A very healthy and tasty vegan pasta recipe that holds all the nutrients you need to get you through your day. Introducing new techniques into your culinary skill book makes this a true excitement to prepare, giving you the flexibility to make this dish your own. As the famous Marco Pierre White said “Cooking is a philosophy, a recipe is just a guide”.
Preparation time: 15 minutes Cooking time: 20 minutes Serves: 2-3
- 2 1/2 Medium fresh tomatoes, very finely diced
- 300 g Canned green lentils, water drained
- 1 1/2 tsp. English mustard
- 1 tbsp. Olive oil
- 100 ml Water
- 2/3 tsp. Dried organic basil
- 1 heaped tsp Dried organic oregano
- 7 cracks of Black pepper
- 1 Tbsp. Curly fresh parsley, finely chopped
- Kosher Salt to taste
- 1 tbsp. Olive oil for frying garlic
- 3 Garlic cloves, finely sliced
- 4 Medium courgettes, made into unpeeled spaghetti (Link on how to do this below)
Tips and Tricks: As I say with all my vegetarian dishes the key to making them taste beautiful is the quality of your ingredients. If you can’t get excited about the ingredients then you sure won’t get excited about the finished dish. The Tomatoes, Oregano and Fresh Parsley have the biggest influences on the dish dependent on their quality. If you live somewhere where you can grow parsley then buy all means do it, they are very easy plants to take care of and are leagues ahead in flavour to their supermarket counterparts.
How to make and cook courgette spaghetti: http://www.wikihow.com/Make-Zucchini-Noodles
When drying out the spaghetti I would recommend only doing it for about 10 minutes for this recipe, as we will be boiling them later anyway.
- In a small frying pan heat up the olive oil on a medium heat to fry the garlic.
- Add the garlic slices and fry until crispy and brown, turning over regularly to prevent them from burning.
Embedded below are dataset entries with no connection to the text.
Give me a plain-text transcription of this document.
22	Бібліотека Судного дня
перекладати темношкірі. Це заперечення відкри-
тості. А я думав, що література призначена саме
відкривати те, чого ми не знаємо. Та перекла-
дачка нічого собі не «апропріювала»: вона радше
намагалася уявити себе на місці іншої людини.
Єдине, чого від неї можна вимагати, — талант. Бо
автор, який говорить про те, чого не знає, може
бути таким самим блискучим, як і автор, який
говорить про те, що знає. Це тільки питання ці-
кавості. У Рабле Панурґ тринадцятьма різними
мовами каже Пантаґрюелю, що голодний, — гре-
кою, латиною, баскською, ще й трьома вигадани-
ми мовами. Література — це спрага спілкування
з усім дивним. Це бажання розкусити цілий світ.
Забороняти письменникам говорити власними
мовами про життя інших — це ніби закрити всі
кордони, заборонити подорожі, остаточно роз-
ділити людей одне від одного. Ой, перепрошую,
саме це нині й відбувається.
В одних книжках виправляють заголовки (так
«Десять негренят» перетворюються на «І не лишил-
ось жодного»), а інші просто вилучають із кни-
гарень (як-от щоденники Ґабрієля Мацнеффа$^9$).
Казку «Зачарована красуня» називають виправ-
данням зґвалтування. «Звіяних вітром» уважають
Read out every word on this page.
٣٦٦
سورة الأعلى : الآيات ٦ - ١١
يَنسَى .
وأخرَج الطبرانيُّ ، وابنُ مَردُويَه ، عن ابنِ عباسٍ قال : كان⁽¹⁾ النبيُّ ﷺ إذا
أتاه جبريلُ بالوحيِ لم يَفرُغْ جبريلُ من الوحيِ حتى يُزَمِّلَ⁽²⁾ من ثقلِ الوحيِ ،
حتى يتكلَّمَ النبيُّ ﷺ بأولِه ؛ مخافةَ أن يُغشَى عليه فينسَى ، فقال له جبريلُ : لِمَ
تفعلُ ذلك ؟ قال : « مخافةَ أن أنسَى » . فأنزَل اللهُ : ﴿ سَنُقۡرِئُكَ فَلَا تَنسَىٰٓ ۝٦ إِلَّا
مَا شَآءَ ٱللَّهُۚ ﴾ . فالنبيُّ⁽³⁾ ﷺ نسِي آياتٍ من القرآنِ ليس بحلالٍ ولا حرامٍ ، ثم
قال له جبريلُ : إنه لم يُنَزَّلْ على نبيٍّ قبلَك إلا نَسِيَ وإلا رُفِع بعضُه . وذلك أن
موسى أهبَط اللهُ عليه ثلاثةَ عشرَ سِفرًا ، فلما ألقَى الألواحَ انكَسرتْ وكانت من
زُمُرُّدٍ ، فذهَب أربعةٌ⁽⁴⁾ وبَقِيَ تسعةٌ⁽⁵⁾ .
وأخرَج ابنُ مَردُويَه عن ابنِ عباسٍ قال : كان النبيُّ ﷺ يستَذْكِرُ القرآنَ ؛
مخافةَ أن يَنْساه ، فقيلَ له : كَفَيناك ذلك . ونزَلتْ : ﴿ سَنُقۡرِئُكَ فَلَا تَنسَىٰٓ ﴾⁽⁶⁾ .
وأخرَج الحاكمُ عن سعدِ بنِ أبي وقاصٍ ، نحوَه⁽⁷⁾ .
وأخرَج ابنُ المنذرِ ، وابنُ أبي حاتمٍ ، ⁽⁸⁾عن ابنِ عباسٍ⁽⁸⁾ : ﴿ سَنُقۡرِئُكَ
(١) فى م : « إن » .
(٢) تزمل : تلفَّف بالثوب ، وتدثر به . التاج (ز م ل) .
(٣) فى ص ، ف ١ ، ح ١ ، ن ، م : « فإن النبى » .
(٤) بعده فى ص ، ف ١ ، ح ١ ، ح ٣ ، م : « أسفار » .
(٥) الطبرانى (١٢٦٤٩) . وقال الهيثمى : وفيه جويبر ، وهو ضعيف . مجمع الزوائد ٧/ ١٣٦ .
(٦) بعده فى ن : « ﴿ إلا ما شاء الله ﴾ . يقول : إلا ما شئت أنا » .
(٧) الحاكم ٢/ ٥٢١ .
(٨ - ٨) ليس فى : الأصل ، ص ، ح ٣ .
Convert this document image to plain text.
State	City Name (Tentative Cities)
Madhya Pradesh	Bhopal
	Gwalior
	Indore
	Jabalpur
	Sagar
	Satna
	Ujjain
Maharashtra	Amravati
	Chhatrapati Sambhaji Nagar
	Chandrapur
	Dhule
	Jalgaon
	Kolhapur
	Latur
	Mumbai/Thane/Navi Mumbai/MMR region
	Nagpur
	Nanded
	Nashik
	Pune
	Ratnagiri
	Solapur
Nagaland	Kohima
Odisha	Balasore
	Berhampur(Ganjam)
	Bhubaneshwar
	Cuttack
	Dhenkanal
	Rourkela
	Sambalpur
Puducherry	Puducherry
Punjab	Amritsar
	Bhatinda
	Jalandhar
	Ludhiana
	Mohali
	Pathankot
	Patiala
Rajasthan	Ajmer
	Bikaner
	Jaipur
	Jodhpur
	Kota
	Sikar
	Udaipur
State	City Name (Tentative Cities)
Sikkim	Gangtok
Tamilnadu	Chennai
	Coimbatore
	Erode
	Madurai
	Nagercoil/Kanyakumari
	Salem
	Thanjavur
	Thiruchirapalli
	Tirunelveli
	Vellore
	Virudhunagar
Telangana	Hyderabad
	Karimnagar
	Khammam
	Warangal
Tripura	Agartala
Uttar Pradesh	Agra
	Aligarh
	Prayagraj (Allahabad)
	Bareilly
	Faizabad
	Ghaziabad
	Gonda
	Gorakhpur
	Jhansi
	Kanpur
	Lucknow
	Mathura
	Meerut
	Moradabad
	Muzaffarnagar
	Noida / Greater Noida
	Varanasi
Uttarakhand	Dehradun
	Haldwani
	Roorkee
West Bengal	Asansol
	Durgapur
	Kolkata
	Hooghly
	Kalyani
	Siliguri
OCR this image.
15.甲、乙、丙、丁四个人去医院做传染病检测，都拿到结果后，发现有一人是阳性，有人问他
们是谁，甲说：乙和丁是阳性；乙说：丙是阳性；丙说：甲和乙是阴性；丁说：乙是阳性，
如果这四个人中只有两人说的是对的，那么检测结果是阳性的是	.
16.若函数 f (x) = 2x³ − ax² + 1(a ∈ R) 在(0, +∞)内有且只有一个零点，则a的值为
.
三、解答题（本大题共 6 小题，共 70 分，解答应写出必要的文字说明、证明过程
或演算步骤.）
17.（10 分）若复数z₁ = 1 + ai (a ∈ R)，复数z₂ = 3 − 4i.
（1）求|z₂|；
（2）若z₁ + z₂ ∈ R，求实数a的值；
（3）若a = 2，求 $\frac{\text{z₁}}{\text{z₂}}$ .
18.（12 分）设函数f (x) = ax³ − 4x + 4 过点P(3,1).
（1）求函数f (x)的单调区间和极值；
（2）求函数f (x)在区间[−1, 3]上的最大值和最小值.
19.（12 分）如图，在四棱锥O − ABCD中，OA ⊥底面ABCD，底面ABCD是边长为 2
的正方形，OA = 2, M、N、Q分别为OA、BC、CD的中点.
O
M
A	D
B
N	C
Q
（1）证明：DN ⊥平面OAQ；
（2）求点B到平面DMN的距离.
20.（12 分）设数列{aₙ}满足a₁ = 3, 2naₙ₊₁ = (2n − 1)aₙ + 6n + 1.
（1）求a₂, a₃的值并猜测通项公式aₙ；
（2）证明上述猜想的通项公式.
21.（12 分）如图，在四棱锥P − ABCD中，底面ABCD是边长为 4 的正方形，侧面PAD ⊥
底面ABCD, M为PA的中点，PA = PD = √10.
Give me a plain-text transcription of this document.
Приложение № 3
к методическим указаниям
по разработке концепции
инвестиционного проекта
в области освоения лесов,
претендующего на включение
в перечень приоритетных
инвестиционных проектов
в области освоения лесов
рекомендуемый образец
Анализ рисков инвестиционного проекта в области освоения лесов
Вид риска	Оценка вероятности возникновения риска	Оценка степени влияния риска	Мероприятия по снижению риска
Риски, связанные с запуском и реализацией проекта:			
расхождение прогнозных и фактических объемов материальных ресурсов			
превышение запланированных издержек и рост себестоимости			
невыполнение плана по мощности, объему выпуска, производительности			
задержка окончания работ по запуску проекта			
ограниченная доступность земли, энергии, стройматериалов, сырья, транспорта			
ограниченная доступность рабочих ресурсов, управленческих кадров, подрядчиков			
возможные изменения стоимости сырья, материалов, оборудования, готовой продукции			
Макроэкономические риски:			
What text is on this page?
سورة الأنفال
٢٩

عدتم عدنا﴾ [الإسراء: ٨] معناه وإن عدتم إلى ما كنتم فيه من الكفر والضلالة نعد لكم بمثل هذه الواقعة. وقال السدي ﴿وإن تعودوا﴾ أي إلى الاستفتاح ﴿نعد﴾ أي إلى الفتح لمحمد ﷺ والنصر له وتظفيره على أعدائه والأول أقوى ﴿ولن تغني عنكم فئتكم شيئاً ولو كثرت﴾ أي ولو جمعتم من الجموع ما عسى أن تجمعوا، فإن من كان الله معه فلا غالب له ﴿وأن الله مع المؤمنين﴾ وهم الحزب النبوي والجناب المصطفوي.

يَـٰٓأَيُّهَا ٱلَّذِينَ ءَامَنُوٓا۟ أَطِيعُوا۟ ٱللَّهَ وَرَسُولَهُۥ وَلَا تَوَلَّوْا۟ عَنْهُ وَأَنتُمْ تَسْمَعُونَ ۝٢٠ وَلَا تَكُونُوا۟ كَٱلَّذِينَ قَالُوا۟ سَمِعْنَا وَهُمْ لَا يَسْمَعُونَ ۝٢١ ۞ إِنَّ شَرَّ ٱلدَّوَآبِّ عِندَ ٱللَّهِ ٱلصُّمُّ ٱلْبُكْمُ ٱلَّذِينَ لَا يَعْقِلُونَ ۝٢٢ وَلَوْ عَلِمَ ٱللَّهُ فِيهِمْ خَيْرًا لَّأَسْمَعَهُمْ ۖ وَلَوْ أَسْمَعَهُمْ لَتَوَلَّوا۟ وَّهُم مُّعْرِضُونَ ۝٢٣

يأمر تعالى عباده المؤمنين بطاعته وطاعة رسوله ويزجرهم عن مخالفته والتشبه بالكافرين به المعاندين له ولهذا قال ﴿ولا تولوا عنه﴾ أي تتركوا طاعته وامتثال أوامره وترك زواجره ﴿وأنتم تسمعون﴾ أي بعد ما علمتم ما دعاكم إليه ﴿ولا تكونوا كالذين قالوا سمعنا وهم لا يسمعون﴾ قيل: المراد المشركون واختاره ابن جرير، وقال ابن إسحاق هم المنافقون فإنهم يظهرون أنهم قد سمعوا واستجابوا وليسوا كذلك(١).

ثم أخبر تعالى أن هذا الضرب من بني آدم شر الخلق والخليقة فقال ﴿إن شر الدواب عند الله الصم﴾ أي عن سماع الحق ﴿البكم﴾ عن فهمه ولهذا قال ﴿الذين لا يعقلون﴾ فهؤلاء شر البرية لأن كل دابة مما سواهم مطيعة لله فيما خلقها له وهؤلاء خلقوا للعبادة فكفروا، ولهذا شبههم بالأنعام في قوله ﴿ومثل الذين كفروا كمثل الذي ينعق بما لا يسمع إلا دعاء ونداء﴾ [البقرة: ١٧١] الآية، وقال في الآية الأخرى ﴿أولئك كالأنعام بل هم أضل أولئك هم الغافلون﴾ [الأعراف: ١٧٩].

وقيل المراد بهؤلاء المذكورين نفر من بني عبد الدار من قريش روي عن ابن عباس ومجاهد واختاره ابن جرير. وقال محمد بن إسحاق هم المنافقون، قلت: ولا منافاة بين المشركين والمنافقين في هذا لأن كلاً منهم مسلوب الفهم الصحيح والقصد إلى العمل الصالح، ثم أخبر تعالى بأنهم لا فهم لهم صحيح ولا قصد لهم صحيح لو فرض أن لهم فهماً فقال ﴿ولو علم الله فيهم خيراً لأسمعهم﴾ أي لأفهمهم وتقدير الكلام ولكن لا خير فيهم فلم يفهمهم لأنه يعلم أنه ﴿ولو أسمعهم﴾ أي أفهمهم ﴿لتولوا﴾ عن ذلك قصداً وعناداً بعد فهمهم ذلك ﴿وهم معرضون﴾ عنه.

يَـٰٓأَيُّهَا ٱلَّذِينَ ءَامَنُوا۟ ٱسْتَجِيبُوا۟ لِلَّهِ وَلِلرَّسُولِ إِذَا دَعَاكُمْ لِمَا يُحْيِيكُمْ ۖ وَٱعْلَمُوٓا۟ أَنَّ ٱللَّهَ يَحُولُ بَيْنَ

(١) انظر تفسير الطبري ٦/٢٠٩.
- Place the crispy garlic onto some kitchen roll to remove any access oil, place into a bowl and cover for later.
- To a cool large pan add the Olive oil, Lentils, diced Tomato and mustard.
- Bring the heat to high, fry for 2 -3 minutes while stirring occasionally.
- Add the water along with the dried Basil and Oregano.
- Bring to a boil then reduce the heat to a low, simmer until the lentils are almost cooked (soft with a bit of a bite).
- Add the Black pepper and chopped fresh parsley.
- Add kosher salt to taste, turn off the heat and cover.
- Cook the prepared courgette spaghetti until al dente (Approximately 3-4 minutes)
- Add the cooked courgette spaghetti to the lentils and heat through on a medium heat while stirring (Approximately 2 minutes)
- Place into bowl and garnish with crispy fried garlic and a sprig of parsley.
Tips and Tricks: The reason that you do not cook the lentils completely initially is that while you cover them and then proceed to heat them back up they continue to cook. The skill is in how “uncooked” you want the lentils at the start so you finish with perfectly cooked lentils. It is very important for this recipe to get the right amount of salt, you want to taste it without it being overpowering. Be wary when seasoning with kosher salt however as the amount can easily be overdone.